If the lower limit is 0.9 and the upper limit is 1,
the output of the table lookup will be a pretty smooth
pulse.
So we need to control two variables, the upper and
lower bound of the clipping range. These are
controlled and modulated however you want to produce
the desired pseudo-pulse, but then they are scaled
appropriately with the frequency of the note such that
increasing the frequency forces the upper limit to be
closer to 1 and teh lower llimit to be closer to 0.
So at the nyquist frequency, the output is a pure sine wave.
Make sense? Anyway, pwm2.saol gives the idea, though
if you're not familiar with saol you might have to look
up some things here:
http://www.cs.berkeley.edu/~lazzaro/sa/book/index.html
--
Paul Winkler
home: http://www.slinkp.com
"Muppet Labs, where the future is made - today!"
// new SAOL translation attempt
global {
srate 44100;
krate 8820;
outchannels 1;
ksig gkLFO, gkamp;
}
instr globalfade (risetime) {
// p4 is rise AND decay time
exports ksig gkamp;
// WARNING: this will break if tempo goes too fast!

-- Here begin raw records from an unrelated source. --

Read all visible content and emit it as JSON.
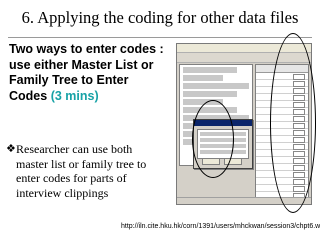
{
  "slide": {
    "title": "6. Applying the coding for other data files",
    "intro": {
      "text": "Two ways to enter codes : use either  Master List or Family Tree to Enter Codes ",
      "duration": "(3 mins)"
    },
    "bullet": {
      "icon": "diamond-bullet-icon",
      "text": "Researcher can use both master list or family tree to enter codes for parts of interview clippings"
    },
    "footer_url": "http://iln.cite.hku.hk/corn/1391/users/mhckwan/session3/chpt6.wmv",
    "accent_color": "#17a2a6"
  }
}
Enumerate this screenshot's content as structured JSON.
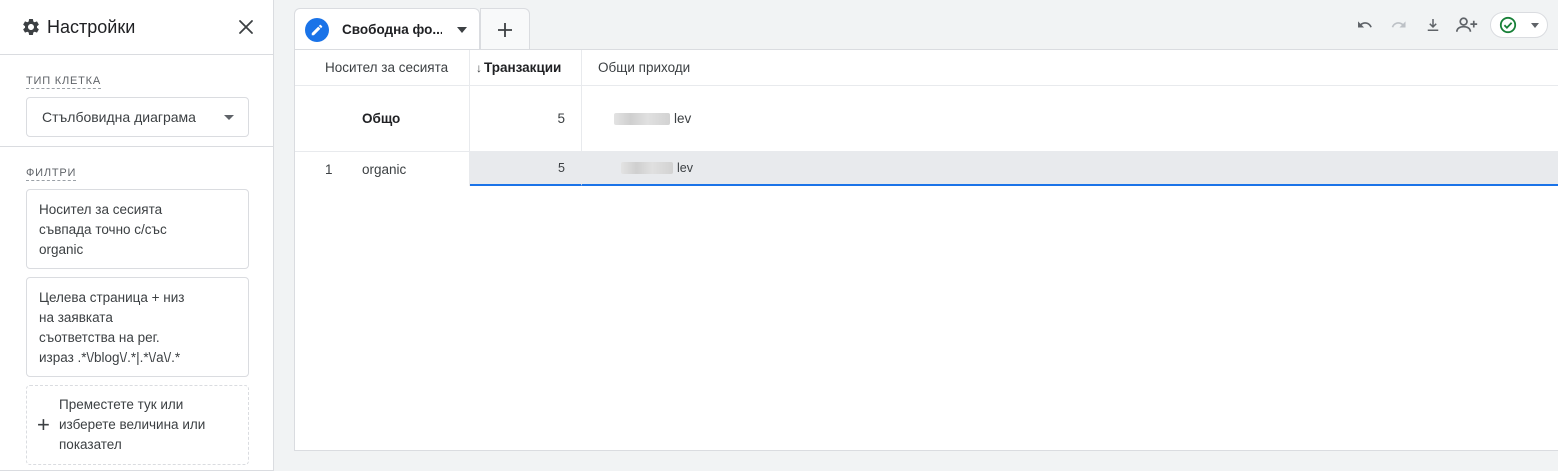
{
  "settings": {
    "title": "Настройки",
    "cell_type_label": "ТИП КЛЕТКА",
    "cell_type_value": "Стълбовидна диаграма",
    "filters_label": "ФИЛТРИ",
    "filters": [
      "Носител за сесията\nсъвпада точно с/със\norganic",
      "Целева страница + низ\nна заявката\nсъответства на рег.\nизраз .*\\/blog\\/.*|.*\\/a\\/.*"
    ],
    "drop_zone_text": "Преместете тук или\nизберете величина или\nпоказател"
  },
  "tab": {
    "label": "Свободна фо..."
  },
  "table": {
    "columns": [
      "Носител за сесията",
      "Транзакции",
      "Общи приходи"
    ],
    "sort_arrow": "↓",
    "total": {
      "label": "Общо",
      "transactions": "5",
      "revenue_suffix": "lev"
    },
    "rows": [
      {
        "index": "1",
        "medium": "organic",
        "transactions": "5",
        "revenue_suffix": "lev"
      }
    ]
  },
  "colors": {
    "accent": "#1a73e8",
    "status_green": "#188038"
  }
}
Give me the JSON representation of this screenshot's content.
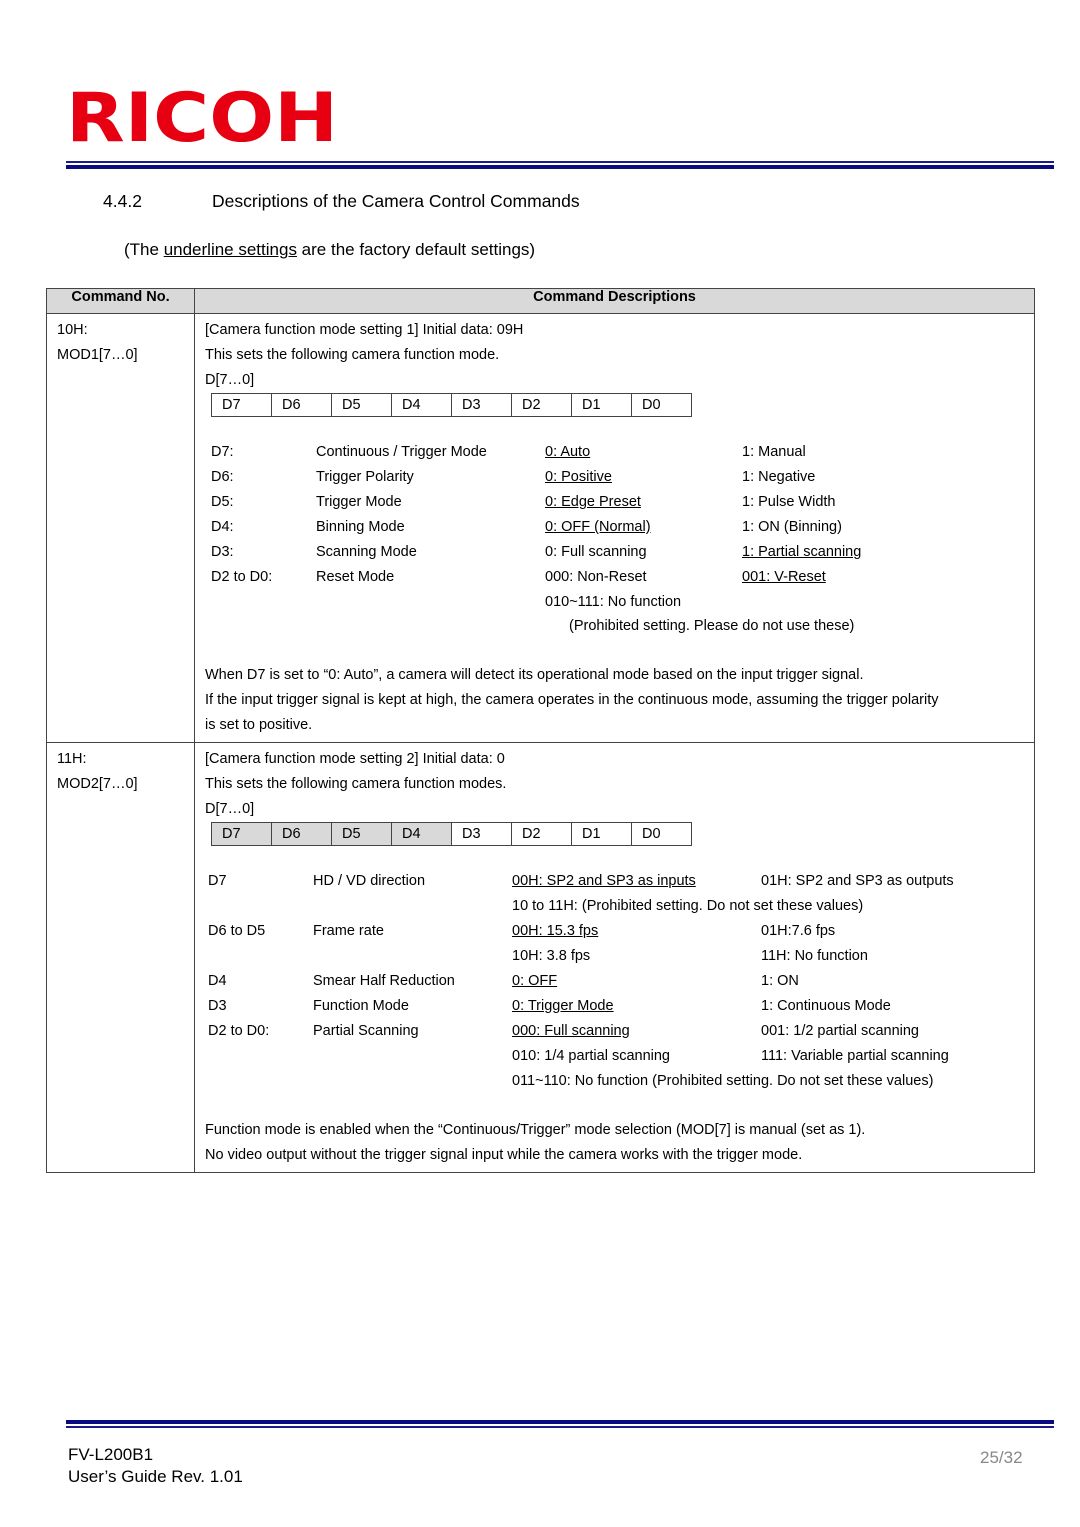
{
  "header": {
    "logo_text": "RICOH",
    "logo_color": "#e60012",
    "rule_color": "#0a0a80"
  },
  "section": {
    "number": "4.4.2",
    "title": "Descriptions of the Camera Control Commands"
  },
  "note": {
    "prefix": "(The ",
    "underlined": "underline settings",
    "suffix": " are the factory default settings)"
  },
  "table": {
    "headers": [
      "Command No.",
      "Command Descriptions"
    ],
    "rows": [
      {
        "cmd_lines": [
          "10H:",
          "MOD1[7…0]"
        ],
        "title": "[Camera function mode setting 1] Initial data: 09H",
        "intro": "This sets the following camera function mode.",
        "bits_label": "D[7…0]",
        "bits": [
          "D7",
          "D6",
          "D5",
          "D4",
          "D3",
          "D2",
          "D1",
          "D0"
        ],
        "shaded_bits": [],
        "specs": [
          {
            "bit": "D7:",
            "name": "Continuous / Trigger Mode",
            "opt0": "0: Auto",
            "opt0_default": true,
            "opt1": "1: Manual",
            "opt1_default": false
          },
          {
            "bit": "D6:",
            "name": "Trigger Polarity",
            "opt0": "0: Positive",
            "opt0_default": true,
            "opt1": "1: Negative",
            "opt1_default": false
          },
          {
            "bit": "D5:",
            "name": "Trigger Mode",
            "opt0": "0: Edge Preset",
            "opt0_default": true,
            "opt1": "1: Pulse Width",
            "opt1_default": false
          },
          {
            "bit": "D4:",
            "name": "Binning Mode",
            "opt0": "0: OFF (Normal)",
            "opt0_default": true,
            "opt1": "1: ON (Binning)",
            "opt1_default": false
          },
          {
            "bit": "D3:",
            "name": "Scanning Mode",
            "opt0": "0: Full scanning",
            "opt0_default": false,
            "opt1": "1: Partial scanning",
            "opt1_default": true
          },
          {
            "bit": "D2 to D0:",
            "name": "Reset Mode",
            "opt0": "000: Non-Reset",
            "opt0_default": false,
            "opt1": "001: V-Reset",
            "opt1_default": true
          },
          {
            "bit": "",
            "name": "",
            "opt0": "010~111: No function",
            "opt0_default": false,
            "opt1": "",
            "opt1_default": false
          }
        ],
        "prohibited_note": "(Prohibited setting. Please do not use these)",
        "remarks": [
          "When D7 is set to “0: Auto”, a camera will detect its operational mode based on the input trigger signal.",
          "If the input trigger signal is kept at high, the camera operates in the continuous mode, assuming the trigger polarity",
          "is set to positive."
        ]
      },
      {
        "cmd_lines": [
          "11H:",
          "MOD2[7…0]"
        ],
        "title": "[Camera function mode setting 2] Initial data: 0",
        "intro": "This sets the following camera function modes.",
        "bits_label": "D[7…0]",
        "bits": [
          "D7",
          "D6",
          "D5",
          "D4",
          "D3",
          "D2",
          "D1",
          "D0"
        ],
        "shaded_bits": [
          "D7",
          "D6",
          "D5",
          "D4"
        ],
        "specs": [
          {
            "bit": "D7",
            "name": "HD / VD direction",
            "opt0": "00H: SP2 and SP3 as inputs",
            "opt0_default": true,
            "opt1": "01H: SP2 and SP3 as outputs",
            "opt1_default": false
          },
          {
            "bit": "",
            "name": "",
            "opt0": "10 to 11H: (Prohibited setting. Do not set these values)",
            "opt0_default": false,
            "opt1": "",
            "opt1_default": false
          },
          {
            "bit": "D6 to D5",
            "name": "Frame rate",
            "opt0": "00H: 15.3 fps",
            "opt0_default": true,
            "opt1": "01H:7.6 fps",
            "opt1_default": false
          },
          {
            "bit": "",
            "name": "",
            "opt0": "10H: 3.8 fps",
            "opt0_default": false,
            "opt1": "11H: No function",
            "opt1_default": false
          },
          {
            "bit": "D4",
            "name": "Smear Half Reduction",
            "opt0": "0: OFF",
            "opt0_default": true,
            "opt1": "1: ON",
            "opt1_default": false
          },
          {
            "bit": "D3",
            "name": "Function Mode",
            "opt0": "0: Trigger Mode",
            "opt0_default": true,
            "opt1": "1: Continuous Mode",
            "opt1_default": false
          },
          {
            "bit": "D2 to D0:",
            "name": "Partial Scanning",
            "opt0": "000: Full scanning",
            "opt0_default": true,
            "opt1": "001: 1/2 partial scanning",
            "opt1_default": false
          },
          {
            "bit": "",
            "name": "",
            "opt0": "010: 1/4 partial scanning",
            "opt0_default": false,
            "opt1": "111: Variable partial scanning",
            "opt1_default": false
          },
          {
            "bit": "",
            "name": "",
            "opt0": "011~110: No function (Prohibited setting. Do not set these values)",
            "opt0_default": false,
            "opt1": "",
            "opt1_default": false
          }
        ],
        "prohibited_note": "",
        "remarks": [
          "Function mode is enabled when the “Continuous/Trigger” mode selection (MOD[7] is manual (set as 1).",
          "No video output without the trigger signal input while the camera works with the trigger mode."
        ]
      }
    ]
  },
  "footer": {
    "model": "FV-L200B1",
    "guide": "User’s Guide Rev. 1.01",
    "page": "25/32"
  }
}
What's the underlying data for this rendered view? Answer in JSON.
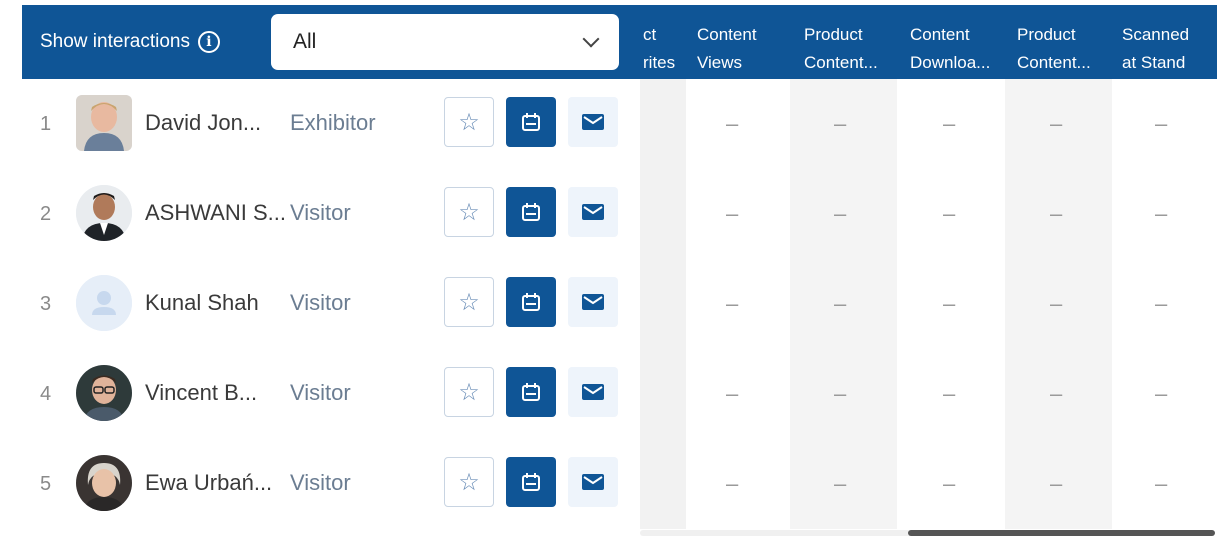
{
  "filter": {
    "label": "Show interactions",
    "selected": "All"
  },
  "columns": [
    {
      "line1": "ct",
      "line2": "rites"
    },
    {
      "line1": "Content",
      "line2": "Views"
    },
    {
      "line1": "Product",
      "line2": "Content..."
    },
    {
      "line1": "Content",
      "line2": "Downloa..."
    },
    {
      "line1": "Product",
      "line2": "Content..."
    },
    {
      "line1": "Scanned",
      "line2": "at Stand"
    }
  ],
  "rows": [
    {
      "rank": "1",
      "name": "David Jon...",
      "role": "Exhibitor",
      "values": [
        "–",
        "–",
        "–",
        "–",
        "–"
      ]
    },
    {
      "rank": "2",
      "name": "ASHWANI S...",
      "role": "Visitor",
      "values": [
        "–",
        "–",
        "–",
        "–",
        "–"
      ]
    },
    {
      "rank": "3",
      "name": "Kunal Shah",
      "role": "Visitor",
      "values": [
        "–",
        "–",
        "–",
        "–",
        "–"
      ]
    },
    {
      "rank": "4",
      "name": "Vincent B...",
      "role": "Visitor",
      "values": [
        "–",
        "–",
        "–",
        "–",
        "–"
      ]
    },
    {
      "rank": "5",
      "name": "Ewa Urbań...",
      "role": "Visitor",
      "values": [
        "–",
        "–",
        "–",
        "–",
        "–"
      ]
    }
  ],
  "icons": {
    "info": "info-icon",
    "dropdown": "chevron-down-icon",
    "favorite": "star-icon",
    "meeting": "calendar-icon",
    "message": "mail-icon",
    "avatar_placeholder": "user-icon"
  },
  "colors": {
    "header": "#0f5596",
    "accent": "#0f5596",
    "role_text": "#6b7d92"
  }
}
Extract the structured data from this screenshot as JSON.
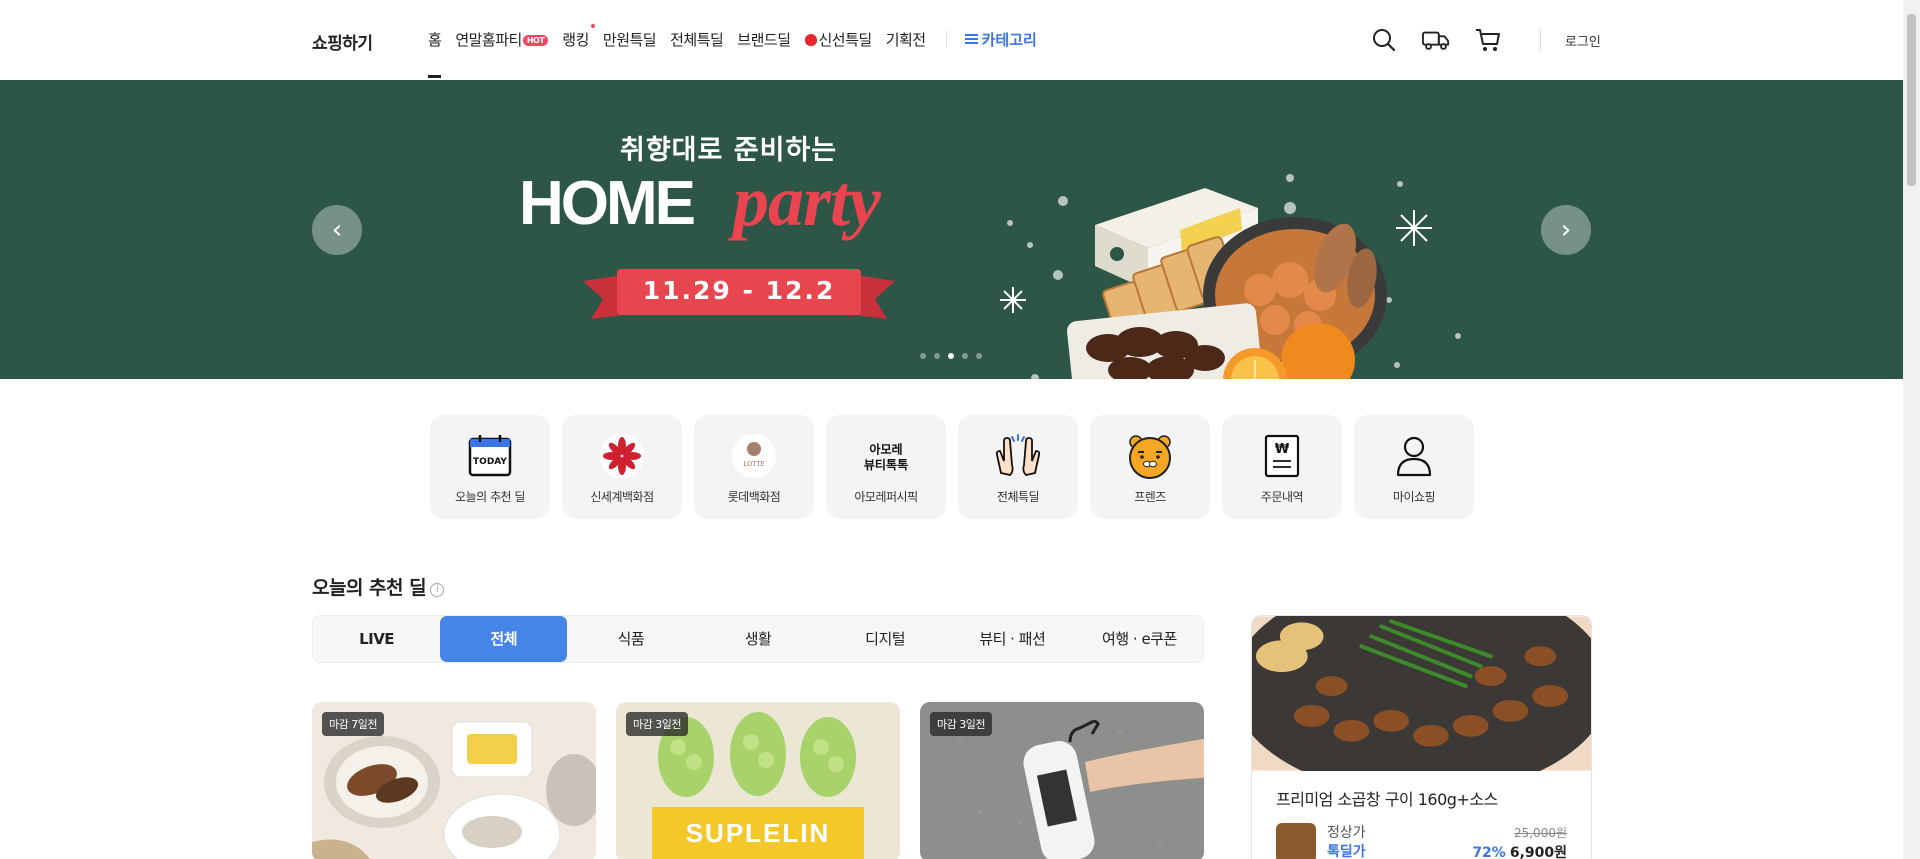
{
  "header": {
    "logo": "쇼핑하기",
    "nav": [
      {
        "label": "홈"
      },
      {
        "label": "연말홈파티",
        "badge": "HOT"
      },
      {
        "label": "랭킹"
      },
      {
        "label": "만원특딜"
      },
      {
        "label": "전체특딜"
      },
      {
        "label": "브랜드딜"
      },
      {
        "label": "신선특딜"
      },
      {
        "label": "기획전"
      }
    ],
    "category_label": "카테고리",
    "login_label": "로그인",
    "accent_color": "#3a74e8"
  },
  "banner": {
    "subtitle": "취향대로 준비하는",
    "title_main": "HOME",
    "title_script": "party",
    "dates": "11.29 - 12.2",
    "prev_arrow": "‹",
    "next_arrow": "›",
    "bg_color": "#2d5646",
    "slide_count": 5,
    "active_slide": 3
  },
  "shortcuts": [
    {
      "label": "오늘의 추천 딜",
      "icon": "today-calendar-icon"
    },
    {
      "label": "신세계백화점",
      "icon": "shinsegae-logo-icon"
    },
    {
      "label": "롯데백화점",
      "icon": "lotte-logo-icon"
    },
    {
      "label": "아모레퍼시픽",
      "icon": "amore-beauty-icon",
      "logo_text": "아모레\n뷰티톡톡"
    },
    {
      "label": "전체특딜",
      "icon": "clapping-hands-icon"
    },
    {
      "label": "프렌즈",
      "icon": "ryan-friends-icon"
    },
    {
      "label": "주문내역",
      "icon": "receipt-icon",
      "logo_text": "₩"
    },
    {
      "label": "마이쇼핑",
      "icon": "person-icon"
    }
  ],
  "section": {
    "title": "오늘의 추천 딜",
    "info_icon": "i",
    "tabs": [
      "LIVE",
      "전체",
      "식품",
      "생활",
      "디지털",
      "뷰티 · 패션",
      "여행 · e쿠폰"
    ],
    "active_tab": 1
  },
  "cards": [
    {
      "badge": "마감 7일전"
    },
    {
      "badge": "마감 3일전",
      "product_text": "SUPLELIN"
    },
    {
      "badge": "마감 3일전"
    }
  ],
  "side_deal": {
    "title": "프리미엄 소곱창 구이 160g+소스",
    "regular_label": "정상가",
    "deal_label": "톡딜가",
    "original_price": "25,000원",
    "discount": "72%",
    "price": "6,900원"
  }
}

// Time args are in seconds, not score beats!!!
gkamp = kexpon(0.005,
risetime, 1,
dur - (risetime * 2), 1,
risetime , 0.005);
}
instr globalLFO (startrate, endrate) {
ksig lfo_freq;
exports ksig gkLFO;
imports table sine;
lfo_freq = kline(startrate, dur, endrate);
gkLFO = 0.5 + 0.5 * koscil(sine, lfo_freq);
// normalized from 0 to 1
}
instr pwm(initpitch, endpitch, moddepth) {
// another try by PW
// We simulate a square wave by overdriving a table index,
// with a halfsine wav; thus, aliasing can be reduced by
// scaling the amount of overdrive inversely with pitch.
// It's not strictly band-limited, but it sounds pretty good.
// We then simulate pulse-width modulation by
// varying an offset to the index.
imports table halfsine, triangle;
imports ksig gkLFO;
imports ksig gkamp;
ivar initfreq, endfreq, iantialias;
ksig ksquareness;
ksig kfreq;
ksig halfsinelen; // only needed at i-rate, but oh well.
ksig knarrowness, kamp, ksmoothness;
ksig highlimit, lowlimit;
ksig kcenter, kwidth;
asig index, aout, afiltered, rawindex;
initfreq = cpspch(initpitch);
endfreq = cpspch(endpitch);
// clamp to nyquist
initfreq = min(initfreq, s_rate / 2);
endfreq = min(endfreq, s_rate / 2);
kfreq = kexpon(initfreq, dur, endfreq);
iantialias = 4; //recommended range is 4 to about 10
// 7 is adequate to almost totally eliminate aliasing from square
ksmoothness = min(1, kfreq * iantialias / s_rate);
// 1 (the maximum) yields a nearly pure square wave.
// 0 yields a pure sine wave.
kcenter = (gkLFO * moddepth * (1 - ksmoothness)) * 0.5 + 0.5;
kwidth = ksmoothness;
// Suggested range for moddepth is 0 to 1.
// prevent clipping points from going out of bounds
kwidth = min(kwidth, 0.5);
kwidth = max(kwidth, 0);
kcenter = min(kcenter, 1);
kcenter = max(kcenter, 0.5);
highlimit = min(1, kcenter + kwidth);
lowlimit = max(0, kcenter - kwidth);
if (highlimit == lowlimit) {
// avoid divide-by-zero... and some work!
index = 0;
}
else {
index = oscil(triangle, kfreq);
// clip it
index = min(index, highlimit);
index = max(index, lowlimit);
// normalize - first the floor...
index = index - lowlimit ;
// ... now normalize the peak to 1
index = index / (highlimit - lowlimit);
}
halfsinelen = ftlen(halfsine) -1;
// now we've finally got something suitable for
// using as an index.
aout = tableread(halfsine, index * halfsinelen);
// Attempt to remove DC offset... do I need somethign better?
afiltered = hipass(aout, 15);
// and smooth it a bit.
//afiltered = lopass(afiltered, 8000);
// apply global gain control, and declick.
kamp = gkamp * kline(0,
.01, 1,
.02, .5,
dur -.23, .5,
.2, 0);
output(aout * kamp);
}